Le continent du savoir algérien

L’Algérie ne cherche pas une place dans l’Erasmus des autres. Elle bâtit son propre continent du savoir, nourri de mémoire, d’effort collectif et d’une foi tranquille dans la capacité humaine de comprendre. Ce projet n’imite pas, il crée.

La réponse du travail et de la lumière

Aux nostalgiques d’une Europe exclusive, l’Algérie oppose la seule arme qui vaille : la volonté de comprendre. Ce n’est pas un slogan, mais une méthode.
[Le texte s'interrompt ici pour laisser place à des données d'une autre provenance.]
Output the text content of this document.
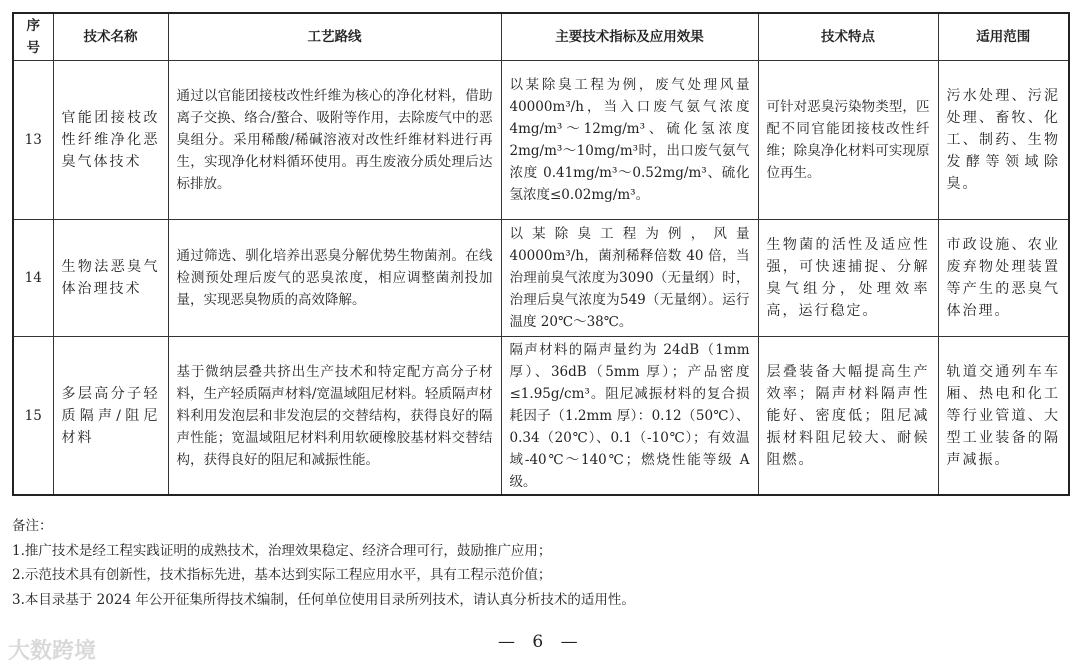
序号	技术名称	工艺路线	主要技术指标及应用效果	技术特点	适用范围
13	官能团接枝改性纤维净化恶臭气体技术	通过以官能团接枝改性纤维为核心的净化材料，借助离子交换、络合/螯合、吸附等作用，去除废气中的恶臭组分。采用稀酸/稀碱溶液对改性纤维材料进行再生，实现净化材料循环使用。再生废液分质处理后达标排放。	以某除臭工程为例，废气处理风量40000m³/h，当入口废气氨气浓度4mg/m³～12mg/m³、硫化氢浓度2mg/m³～10mg/m³时，出口废气氨气浓度 0.41mg/m³～0.52mg/m³、硫化氢浓度≤0.02mg/m³。	可针对恶臭污染物类型，匹配不同官能团接枝改性纤维；除臭净化材料可实现原位再生。	污水处理、污泥处理、畜牧、化工、制药、生物发酵等领域除臭。
14	生物法恶臭气体治理技术	通过筛选、驯化培养出恶臭分解优势生物菌剂。在线检测预处理后废气的恶臭浓度，相应调整菌剂投加量，实现恶臭物质的高效降解。	以某除臭工程为例，风量 40000m³/h，菌剂稀释倍数 40 倍，当治理前臭气浓度为3090（无量纲）时，治理后臭气浓度为549（无量纲）。运行温度 20℃～38℃。	生物菌的活性及适应性强，可快速捕捉、分解臭气组分，处理效率高，运行稳定。	市政设施、农业废弃物处理装置等产生的恶臭气体治理。
15	多层高分子轻质隔声/阻尼材料	基于微纳层叠共挤出生产技术和特定配方高分子材料，生产轻质隔声材料/宽温域阻尼材料。轻质隔声材料利用发泡层和非发泡层的交替结构，获得良好的隔声性能；宽温域阻尼材料利用软硬橡胶基材料交替结构，获得良好的阻尼和减振性能。	隔声材料的隔声量约为 24dB（1mm 厚）、36dB（5mm 厚）；产品密度≤1.95g/cm³。阻尼减振材料的复合损耗因子（1.2mm 厚）：0.12（50℃）、0.34（20℃）、0.1（-10℃）；有效温域-40℃～140℃；燃烧性能等级 A 级。	层叠装备大幅提高生产效率；隔声材料隔声性能好、密度低；阻尼减振材料阻尼较大、耐候阻燃。	轨道交通列车车厢、热电和化工等行业管道、大型工业装备的隔声减振。
备注：
1.推广技术是经工程实践证明的成熟技术，治理效果稳定、经济合理可行，鼓励推广应用；
2.示范技术具有创新性，技术指标先进，基本达到实际工程应用水平，具有工程示范价值；
3.本目录基于 2024 年公开征集所得技术编制，任何单位使用目录所列技术，请认真分析技术的适用性。
大数跨境	— 6 —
La nation qui fut jadis réduite au silence par la force répond désormais par la rigueur de ses chercheurs, la patience de ses enseignants et la précision de ses savants.

L’histoire des peuples ne s’écrit pas seulement avec des armes ou des traités, mais avec la pensée. Et dans ce combat pacifique pour la vérité, l’Algérie avance debout, sûre que la lumière ne vient de personne, sinon de l’intérieur.

NOTA :

Voici une liste non exhaustive de chercheurs algériens nés en Algérie, dont les travaux reconnus dans le monde ont eu une portée internationale dans les domaines scientifiques, technologiques et académiques.

Chacun, à sa manière, porte la preuve que la formation et l’intelligence algériennes n’ont pas eu besoin de programmes importés ni d’Erasmus+ pour atteindre la reconnaissance mondiale.

Leur trajectoire unit le travail à la foi, la patience à la mémoire, et leur réussite demeure la réponse la plus claire à la spoliation du savoir que d’autres siècles avaient voulu imposer. Avec nos excuses pour ceux qui ne sont pas cités.

Yasmine Belkaïd, immunologiste. Spécialiste mondiale du microbiote et des défenses immunitaires, directrice de recherche aux États-Unis (NIH), puis présidente de l’Institut Pasteur à Paris.

Malik Maaza, physicien. Titulaire de la chaire UNESCO de nanosciences, ses recherches sur la photonique et les matériaux quantiques lui ont valu des distinctions mondiales.

Belgacem Haba, ingénieur-inventeur. Chercheur en micro-électronique à Silicon Valley, il détient plus de 1500 brevets, dont plusieurs brevets-clés pour la miniaturisation des puces informatiques.

Faïrouz Malek, physicienne des particules. Chercheuse au CNRS et au CERN, participante à la découverte du boson de Higgs, membre de l’Académie africaine des sciences.

Yasmine Amhis, physicienne expérimentale au CERN, spécialiste des désintégrations de mésons B, prix Jacques-Herbrand de l’Académie des sciences.

Noureddine Melikechi, physicien des lasers, ancien doyen du Delaware State University College of Sciences, collaborateur du programme Mars Rover de la NASA.

Khaled Louahlia , biologiste, pionnier de la cryoconservation du sperme animal et de la biodiversité génétique, professeur à l’université de Constantine.

Noureddine Benkhettou, mathématicien, spécialiste mondial des équations différentielles et intégrales, auteur d’une œuvre prolifique citée dans les bases Scopus et Springer.

Mokhtar Hocine, biologiste, chercheur sur les biopolymères, les enzymes et les matériaux biodégradables.

Samir Bouakouir, chercheur en génétique moléculaire et maladies rares, responsable d’équipe au CHU Necker à Paris.